A Manchester United fan from Armagh City says he will struggle to support the team moving forward after the Club falsely accused him of being a racist.
Ryan Butler told Armagh I how he suffered months of stress as a result of a three year ban imposed by the Premier League side for supposed online racist abuse directed at an opposition player.
The 28-year-old said he received an email on the same day the Club announced it had banned six supporters following racist comments directed against Tottenham Hotspur player Heung-min Son on April 11.
Speaking to Armagh I, Ryan explained the story broke and before he knew it, he had received an email from Manchester United saying he was one of two official members – three others were season ticket holders and one on a waiting list – banned from attending games for three years.
“They emailed at 4.30pm on a Friday (April, 30). It was closed for a Bank Holiday, so I couldn’t even call anyone to see what was going on,” he said.
“I then rang them so many times for about a month but was basically told you can’t talk to them about appeals, you have to email them, but they weren’t replying to my emails, that was all a bit mad.
“I don’t know how else to sort of prove it wasn’t me but the appeal got rejected. Then I had to appeal again, so I sent them everything; screenshots of my social media, but this was probably going on two months at this stage.
“At the same time I was starting a new job and I was panicking about that thinking it was going to come out and I’d get in trouble.
“I was honestly really stressed, really stressed about work. It’s an international company, and if that came out that I was racist I don’t think they would think twice about sacking me because it would their reputation on the line.”
What Ryan struggled with though was the lack of context around the issue.
Only after a GDPR request did he get to the crux of the issue – a tweet. Only, Ryan doesn’t use Twitter.
“If they had have given any context from the start that it was on Twitter, I could have had it resolved much quicker,” he continued.
“I didn’t even watch the game on TV at the time; it was a tweet that went out after the game.”
“It’s honestly the worst communication I have experienced, the worst treatment of a complaint. They had their own deadlines so whenever I appealed, the first time they said they’d get back to me within a week; once that week was up I heard nothing. I started ringing and emailing and I think it was two weeks after that before I heard anything.”
But why did the Club think it was Ryan?
“I’m an official member so they would have my name in whatever system they use and there was a tweet put out on Twitter that was racist; that person’s handle was Butler, which is my last name, and had Irish flags attached, so I can only assume that they’ve gone into their system, seen Butler, that I’m based in Ireland and then went ‘that’s him’.”

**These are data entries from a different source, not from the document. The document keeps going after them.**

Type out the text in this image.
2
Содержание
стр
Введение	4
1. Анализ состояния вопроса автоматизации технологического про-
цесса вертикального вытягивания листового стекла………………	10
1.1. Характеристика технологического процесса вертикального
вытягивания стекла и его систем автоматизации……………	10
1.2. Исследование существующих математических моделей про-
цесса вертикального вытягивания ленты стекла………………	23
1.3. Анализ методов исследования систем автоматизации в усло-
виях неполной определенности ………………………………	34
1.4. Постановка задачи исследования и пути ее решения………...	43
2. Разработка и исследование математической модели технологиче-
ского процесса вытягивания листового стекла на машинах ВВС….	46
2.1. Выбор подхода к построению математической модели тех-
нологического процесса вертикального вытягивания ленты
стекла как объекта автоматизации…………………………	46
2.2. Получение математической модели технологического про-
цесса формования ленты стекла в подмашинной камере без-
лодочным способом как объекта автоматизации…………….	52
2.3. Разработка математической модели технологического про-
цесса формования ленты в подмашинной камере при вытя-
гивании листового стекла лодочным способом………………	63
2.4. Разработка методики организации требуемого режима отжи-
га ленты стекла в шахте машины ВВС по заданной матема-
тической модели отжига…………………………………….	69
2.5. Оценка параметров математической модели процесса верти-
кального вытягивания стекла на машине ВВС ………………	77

The issue was eventually resolved in August, some four months later, but for Ryan, the whole episode left a sour taste in his mouth.
Said Ryan: “Their apology didn’t sit right with me; they said that they were sorry for the inconvenience but they’ll never apologise for acting appropriately against racist behaviour, which I felt they were saying, ‘we aren’t apologising for what we’ve done to you’.
“I don’t mind them going out and proactively going up against racism online, I’m all for that, but it was the treatment after that.
“They obviously haven’t got their processes right yet but they’ve gone out and accused me of something and left me in the dark. It was four weeks before I actually got any answer from them and all that was was them rejecting my appeal.”
For a once avid Red Devils fan, that experience of watching the team he grew up supporting has been irrevocably changed.
“I can’t watch Man Utd in the same way that I did before,” he admitted. “It’s not because they called me racist, it’s the treatment afterwards which is hard to swallow. I don’t think I can really support them properly again.”
For Ryan’s troubles? A set of matchday tickets.